Creatures before machines.

Creatures before machines.

Creatures before machines.


Righteousness is a hell of a drug.


Tomorrow Rachel and I will have a slightly early equinox celebration. The persimmons I’ve been posting about will be part of it. Pictured below is the antique Foley food mill (technically a ricer) she used to process them. Also, she arranged some flowers from our garden inside a pumpkin.


Look at the beautiful color of that persimmon pulp


It’s persimmon season here in southern Indiana! The persimmons we have here (diospyros virginiana) are distinctive and sweet. You can eat them straight off the ground if you don’t mind brushing away a few insects. Rachel is processing a grocery bag full we gathered from my in-laws’ property today.


Ray Bradbury’s story of meeting Mr.

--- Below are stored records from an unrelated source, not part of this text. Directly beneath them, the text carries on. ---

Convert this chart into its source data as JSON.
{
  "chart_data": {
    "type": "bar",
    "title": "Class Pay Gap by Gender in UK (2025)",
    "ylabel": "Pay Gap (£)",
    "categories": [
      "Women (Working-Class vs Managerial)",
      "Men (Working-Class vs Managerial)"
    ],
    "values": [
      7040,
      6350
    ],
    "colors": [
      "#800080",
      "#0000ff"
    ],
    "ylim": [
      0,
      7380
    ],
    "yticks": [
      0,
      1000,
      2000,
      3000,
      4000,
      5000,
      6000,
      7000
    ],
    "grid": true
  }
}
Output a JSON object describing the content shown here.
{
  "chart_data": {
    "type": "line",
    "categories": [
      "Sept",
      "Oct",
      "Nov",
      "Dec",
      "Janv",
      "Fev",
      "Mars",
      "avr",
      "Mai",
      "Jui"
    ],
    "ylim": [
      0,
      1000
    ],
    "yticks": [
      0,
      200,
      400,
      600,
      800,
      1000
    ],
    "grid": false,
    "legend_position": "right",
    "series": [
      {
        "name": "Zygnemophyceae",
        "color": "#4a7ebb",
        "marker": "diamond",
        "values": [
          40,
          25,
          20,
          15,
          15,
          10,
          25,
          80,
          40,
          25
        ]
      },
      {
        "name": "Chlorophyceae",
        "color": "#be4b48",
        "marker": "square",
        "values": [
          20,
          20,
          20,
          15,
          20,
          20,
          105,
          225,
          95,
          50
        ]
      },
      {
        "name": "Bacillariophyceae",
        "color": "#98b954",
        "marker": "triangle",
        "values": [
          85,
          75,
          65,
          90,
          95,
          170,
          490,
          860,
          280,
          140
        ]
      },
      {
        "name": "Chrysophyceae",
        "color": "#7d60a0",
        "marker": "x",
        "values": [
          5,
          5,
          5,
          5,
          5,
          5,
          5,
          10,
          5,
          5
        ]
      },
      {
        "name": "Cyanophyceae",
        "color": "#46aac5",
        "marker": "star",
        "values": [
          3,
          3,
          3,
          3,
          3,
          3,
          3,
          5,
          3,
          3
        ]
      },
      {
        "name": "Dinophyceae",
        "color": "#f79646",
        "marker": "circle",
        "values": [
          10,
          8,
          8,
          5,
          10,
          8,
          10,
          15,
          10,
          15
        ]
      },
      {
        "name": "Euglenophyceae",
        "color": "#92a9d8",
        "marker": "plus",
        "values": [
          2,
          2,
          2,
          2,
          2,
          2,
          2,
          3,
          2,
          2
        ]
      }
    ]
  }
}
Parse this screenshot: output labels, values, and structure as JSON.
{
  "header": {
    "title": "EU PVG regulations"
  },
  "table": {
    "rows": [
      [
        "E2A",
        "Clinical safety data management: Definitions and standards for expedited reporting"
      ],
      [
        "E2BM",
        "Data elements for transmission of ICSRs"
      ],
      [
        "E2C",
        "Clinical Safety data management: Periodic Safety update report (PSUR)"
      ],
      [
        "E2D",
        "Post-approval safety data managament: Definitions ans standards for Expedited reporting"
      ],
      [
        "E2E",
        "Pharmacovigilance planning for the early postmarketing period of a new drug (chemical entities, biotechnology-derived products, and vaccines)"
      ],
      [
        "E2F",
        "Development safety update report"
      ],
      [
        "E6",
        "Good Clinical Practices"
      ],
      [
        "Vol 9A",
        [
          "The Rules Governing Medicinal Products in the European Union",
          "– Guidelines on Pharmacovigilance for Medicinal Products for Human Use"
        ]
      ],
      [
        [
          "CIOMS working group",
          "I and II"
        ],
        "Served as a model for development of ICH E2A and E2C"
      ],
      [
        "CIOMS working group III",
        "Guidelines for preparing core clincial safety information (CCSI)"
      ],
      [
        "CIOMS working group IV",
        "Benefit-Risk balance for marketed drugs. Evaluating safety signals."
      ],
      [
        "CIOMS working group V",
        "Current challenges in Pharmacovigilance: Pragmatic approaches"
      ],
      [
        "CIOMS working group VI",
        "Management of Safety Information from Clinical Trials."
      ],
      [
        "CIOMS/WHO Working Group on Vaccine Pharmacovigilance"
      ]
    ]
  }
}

Electrico is wonderful, wonderful, wonderful.


Disincentivize information warfare.


The thing about Rachel is, she doesn’t take long to decide on something—and then once the decision is done, it’s done. In the course of the last two hours, she’s decided we’re now tearing up all the remaining carpet downstairs and refinishing the wood floor underneath, plus painting the walls. 😂


Charles Eisenstein:

It may seem, from the infant’s point of view, that he’s achieving something. But in fact, the mother is doing almost all the work. However, the reactions of that infant are part of the birth process. He doesn’t have to know what to do, though. But if you were a stillbirth, the birth would be a lot harder. So the aliveness of the baby being born is actually helpful to the birth process. And the same is true of our aliveness. And all of our anguished desperate and hopeful attempts are futile attempts to invent rituals and invent myths. They do not create the real rituals and the real myths that we will live in. But they are part of the creation of the rituals and the myths that we will live in.

R.G. Miga:

The wheel of time has brought us back around to the earliest cathedrals, built into the landscape. We’ve returned to Lascaux Cave. The next stage of our spiritual development could just as easily take place—has probably already begun—in dark tunnels etched with strange graffiti, among the standing stones of unfinished overpasses. Initiates will follow hidden voices into cement chambers lit by candles; spray-painted sigils will hold mysteries for contemplation; the ceiling will disappear into the shadows above, stretching higher than the dome of any basilica, and it will be more than enough.


I saw a hawk pin down then carry off a pigeon in the garden today. A few days ago I saw a hawk (probably the same one?) on a power line overlooking our yard but all the birds were wisely hidden or gone. Today he must have gotten the drop on them.